With a possible comet threat and other space related "scaries" (not to mention controling the information seen by "eyes in the sky") don't you find this new policy a little bit disturbing?
http://www(dot)lenta.ru/articles/2006/10/18/space/
And this is the link to the document:
http://www(dot)ostp.gov/html/US%20National%20Space%20Policy.pdf
If you read Russian, you can read about this document here:http://www.spacepolitics.com/archives/001101.html
The White House released late Friday afternoon the new US National Space Policy, a document that completes the years-long review of overall space policy by the Bush Administration. (Interesting, the document states that this policy was formally authorized by President Bush on August 31; there's no reason why the administration took over a month to release the report, but give that they did so late on a Friday before a three-day weekend, with no fanfare, suggests they weren't terribly concerned about giving this document much publicity.)
A quick skim of the ten-page report doesn't turn up much in the way of new major policy statements: it appears to largely restate policies previously made by this administration, as well as older policies.

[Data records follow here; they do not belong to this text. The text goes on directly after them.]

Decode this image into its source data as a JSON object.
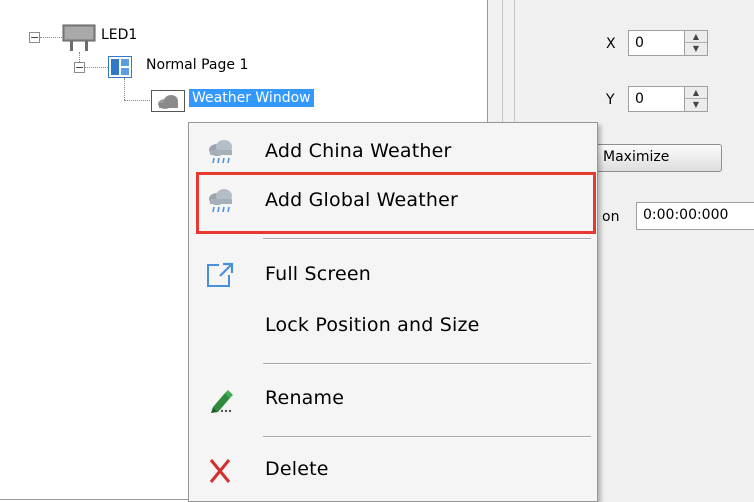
{
  "tree": {
    "items": [
      {
        "label": "LED1",
        "expander": "−",
        "icon": "led-screen-icon"
      },
      {
        "label": "Normal Page 1",
        "expander": "−",
        "icon": "page-layout-icon"
      },
      {
        "label": "Weather Window",
        "icon": "cloud-window-icon",
        "selected": true
      }
    ]
  },
  "properties": {
    "x_label": "X",
    "x_value": "0",
    "y_label": "Y",
    "y_value": "0",
    "maximize_label": "Maximize",
    "duration_label_partial": "on",
    "duration_value": "0:00:00:000"
  },
  "context_menu": {
    "items": [
      {
        "label": "Add China Weather",
        "icon": "weather-cloud-icon"
      },
      {
        "label": "Add Global Weather",
        "icon": "weather-cloud-icon",
        "highlighted": true
      },
      {
        "label": "Full Screen",
        "icon": "full-screen-icon"
      },
      {
        "label": "Lock Position and Size"
      },
      {
        "label": "Rename",
        "icon": "pencil-icon"
      },
      {
        "label": "Delete",
        "icon": "delete-x-icon"
      }
    ]
  },
  "colors": {
    "selection": "#3399ff",
    "highlight_border": "#e8392e",
    "delete_icon": "#d32f2f",
    "full_screen_icon": "#4a90d9",
    "pencil_icon": "#2e8b3e"
  }
}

There is a particular emphasis on ensuring access to and control of space, as the background puts it:
"In this new century, those who effectively utilize space will enjoy added prosperity and will hold a substantial advantage over those who do not. Freedom of action in space is as important to the United States as air power and sea power. In order to increase knowledge, discovery, economic prosperity, and to enhance the national security, the United States must have robust, effective, and efficient space capabilities."

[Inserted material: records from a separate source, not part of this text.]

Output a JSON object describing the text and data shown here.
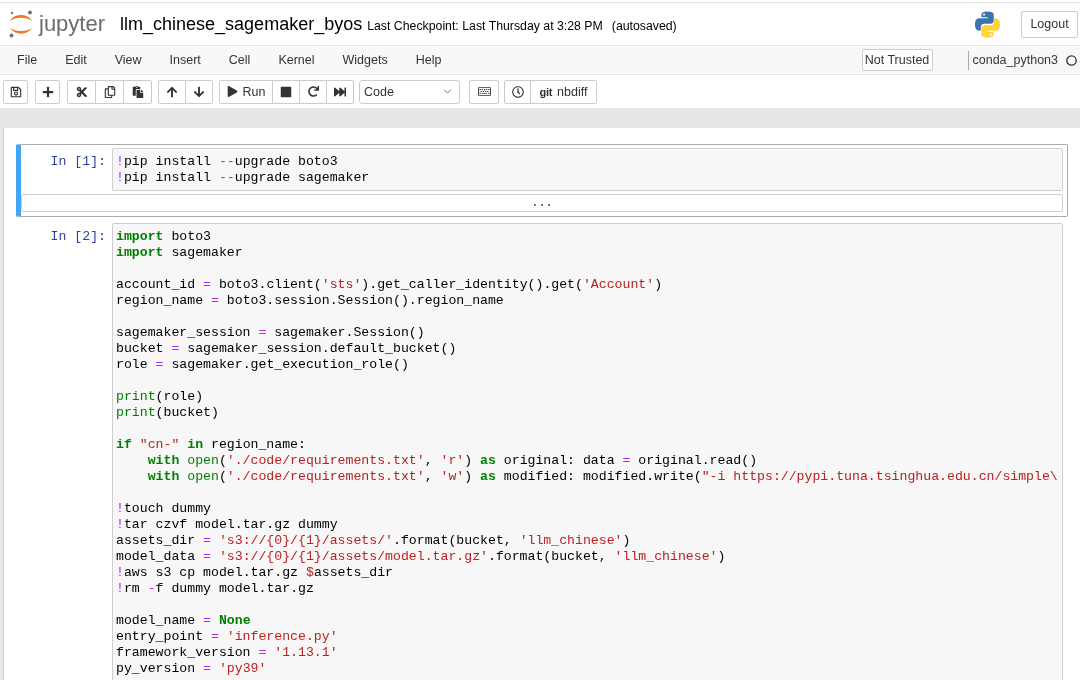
{
  "header": {
    "logo_text": "jupyter",
    "notebook_title": "llm_chinese_sagemaker_byos",
    "checkpoint": "Last Checkpoint: Last Thursday at 3:28 PM",
    "autosave_status": "(autosaved)",
    "logout_button": "Logout"
  },
  "menu_bar": {
    "items": [
      {
        "label": "File"
      },
      {
        "label": "Edit"
      },
      {
        "label": "View"
      },
      {
        "label": "Insert"
      },
      {
        "label": "Cell"
      },
      {
        "label": "Kernel"
      },
      {
        "label": "Widgets"
      },
      {
        "label": "Help"
      }
    ],
    "trust_button": "Not Trusted",
    "kernel": {
      "name": "conda_python3",
      "busy": false
    }
  },
  "toolbar": {
    "run_button": "Run",
    "cell_type_select": {
      "value": "Code"
    },
    "nbdiff_button": {
      "logo": "git",
      "label": "nbdiff"
    }
  },
  "cells": [
    {
      "prompt": "In [1]:",
      "selected": true,
      "collapsed_output": "...",
      "blocks": [
        [
          {
            "tokens": [
              {
                "kind": "operator",
                "text": "!"
              },
              {
                "kind": "plain",
                "text": "pip install "
              },
              {
                "kind": "operator",
                "text": "--"
              },
              {
                "kind": "plain",
                "text": "upgrade boto3"
              }
            ]
          },
          {
            "tokens": [
              {
                "kind": "operator",
                "text": "!"
              },
              {
                "kind": "plain",
                "text": "pip install "
              },
              {
                "kind": "operator",
                "text": "--"
              },
              {
                "kind": "plain",
                "text": "upgrade sagemaker"
              }
            ]
          }
        ]
      ]
    },
    {
      "prompt": "In [2]:",
      "selected": false,
      "blocks": [
        [
          {
            "tokens": [
              {
                "kind": "keyword",
                "text": "import"
              },
              {
                "kind": "plain",
                "text": " boto3"
              }
            ]
          },
          {
            "tokens": [
              {
                "kind": "keyword",
                "text": "import"
              },
              {
                "kind": "plain",
                "text": " sagemaker"
              }
            ]
          }
        ],
        [
          {
            "tokens": [
              {
                "kind": "plain",
                "text": "account_id "
              },
              {
                "kind": "operator",
                "text": "="
              },
              {
                "kind": "plain",
                "text": " boto3.client("
              },
              {
                "kind": "string",
                "text": "'sts'"
              },
              {
                "kind": "plain",
                "text": ").get_caller_identity().get("
              },
              {
                "kind": "string",
                "text": "'Account'"
              },
              {
                "kind": "plain",
                "text": ")"
              }
            ]
          },
          {
            "tokens": [
              {
                "kind": "plain",
                "text": "region_name "
              },
              {
                "kind": "operator",
                "text": "="
              },
              {
                "kind": "plain",
                "text": " boto3.session.Session().region_name"
              }
            ]
          }
        ],
        [
          {
            "tokens": [
              {
                "kind": "plain",
                "text": "sagemaker_session "
              },
              {
                "kind": "operator",
                "text": "="
              },
              {
                "kind": "plain",
                "text": " sagemaker.Session()"
              }
            ]
          },
          {
            "tokens": [
              {
                "kind": "plain",
                "text": "bucket "
              },
              {
                "kind": "operator",
                "text": "="
              },
              {
                "kind": "plain",
                "text": " sagemaker_session.default_bucket()"
              }
            ]
          },
          {
            "tokens": [
              {
                "kind": "plain",
                "text": "role "
              },
              {
                "kind": "operator",
                "text": "="
              },
              {
                "kind": "plain",
                "text": " sagemaker.get_execution_role()"
              }
            ]
          }
        ],
        [
          {
            "tokens": [
              {
                "kind": "builtin",
                "text": "print"
              },
              {
                "kind": "plain",
                "text": "(role)"
              }
            ]
          },
          {
            "tokens": [
              {
                "kind": "builtin",
                "text": "print"
              },
              {
                "kind": "plain",
                "text": "(bucket)"
              }
            ]
          }
        ],
        [
          {
            "tokens": [
              {
                "kind": "keyword",
                "text": "if "
              },
              {
                "kind": "string",
                "text": "\"cn-\" "
              },
              {
                "kind": "keyword",
                "text": "in"
              },
              {
                "kind": "plain",
                "text": " region_name:"
              }
            ],
            "children": [
              {
                "tokens": [
                  {
                    "kind": "keyword",
                    "text": "with "
                  },
                  {
                    "kind": "builtin",
                    "text": "open"
                  },
                  {
                    "kind": "plain",
                    "text": "("
                  },
                  {
                    "kind": "string",
                    "text": "'./code/requirements.txt'"
                  },
                  {
                    "kind": "plain",
                    "text": ", "
                  },
                  {
                    "kind": "string",
                    "text": "'r'"
                  },
                  {
                    "kind": "plain",
                    "text": ") "
                  },
                  {
                    "kind": "keyword",
                    "text": "as"
                  },
                  {
                    "kind": "plain",
                    "text": " original: data "
                  },
                  {
                    "kind": "operator",
                    "text": "="
                  },
                  {
                    "kind": "plain",
                    "text": " original.read()"
                  }
                ]
              },
              {
                "tokens": [
                  {
                    "kind": "keyword",
                    "text": "with "
                  },
                  {
                    "kind": "builtin",
                    "text": "open"
                  },
                  {
                    "kind": "plain",
                    "text": "("
                  },
                  {
                    "kind": "string",
                    "text": "'./code/requirements.txt'"
                  },
                  {
                    "kind": "plain",
                    "text": ", "
                  },
                  {
                    "kind": "string",
                    "text": "'w'"
                  },
                  {
                    "kind": "plain",
                    "text": ") "
                  },
                  {
                    "kind": "keyword",
                    "text": "as"
                  },
                  {
                    "kind": "plain",
                    "text": " modified: modified.write("
                  },
                  {
                    "kind": "string",
                    "text": "\"-i https://pypi.tuna.tsinghua.edu.cn/simple\\"
                  }
                ]
              }
            ]
          }
        ],
        [
          {
            "tokens": [
              {
                "kind": "operator",
                "text": "!"
              },
              {
                "kind": "plain",
                "text": "touch dummy"
              }
            ]
          },
          {
            "tokens": [
              {
                "kind": "operator",
                "text": "!"
              },
              {
                "kind": "plain",
                "text": "tar czvf model.tar.gz dummy"
              }
            ]
          },
          {
            "tokens": [
              {
                "kind": "plain",
                "text": "assets_dir "
              },
              {
                "kind": "operator",
                "text": "= "
              },
              {
                "kind": "string",
                "text": "'s3://{0}/{1}/assets/'"
              },
              {
                "kind": "plain",
                "text": ".format(bucket, "
              },
              {
                "kind": "string",
                "text": "'llm_chinese'"
              },
              {
                "kind": "plain",
                "text": ")"
              }
            ]
          },
          {
            "tokens": [
              {
                "kind": "plain",
                "text": "model_data "
              },
              {
                "kind": "operator",
                "text": "= "
              },
              {
                "kind": "string",
                "text": "'s3://{0}/{1}/assets/model.tar.gz'"
              },
              {
                "kind": "plain",
                "text": ".format(bucket, "
              },
              {
                "kind": "string",
                "text": "'llm_chinese'"
              },
              {
                "kind": "plain",
                "text": ")"
              }
            ]
          },
          {
            "tokens": [
              {
                "kind": "operator",
                "text": "!"
              },
              {
                "kind": "plain",
                "text": "aws s3 cp model.tar.gz "
              },
              {
                "kind": "variable",
                "text": "$"
              },
              {
                "kind": "plain",
                "text": "assets_dir"
              }
            ]
          },
          {
            "tokens": [
              {
                "kind": "operator",
                "text": "!"
              },
              {
                "kind": "plain",
                "text": "rm "
              },
              {
                "kind": "operator",
                "text": "-"
              },
              {
                "kind": "plain",
                "text": "f dummy model.tar.gz"
              }
            ]
          }
        ],
        [
          {
            "tokens": [
              {
                "kind": "plain",
                "text": "model_name "
              },
              {
                "kind": "operator",
                "text": "= "
              },
              {
                "kind": "keyword",
                "text": "None"
              }
            ]
          },
          {
            "tokens": [
              {
                "kind": "plain",
                "text": "entry_point "
              },
              {
                "kind": "operator",
                "text": "= "
              },
              {
                "kind": "string",
                "text": "'inference.py'"
              }
            ]
          },
          {
            "tokens": [
              {
                "kind": "plain",
                "text": "framework_version "
              },
              {
                "kind": "operator",
                "text": "= "
              },
              {
                "kind": "string",
                "text": "'1.13.1'"
              }
            ]
          },
          {
            "tokens": [
              {
                "kind": "plain",
                "text": "py_version "
              },
              {
                "kind": "operator",
                "text": "= "
              },
              {
                "kind": "string",
                "text": "'py39'"
              }
            ]
          }
        ]
      ]
    }
  ]
}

Elsewhere, the document notes that the US must not only have the ability to freely access space and stop those who would deny the US that right, the US must be able to "deny, if necessary, adversaries the use of space capabilities hostile to U.S. national interests"-an opening for the development and use of weapons in space, although that's not explicitly stated in the document. I suspect that this passage will raise the hackles of anti-space-weaponization community.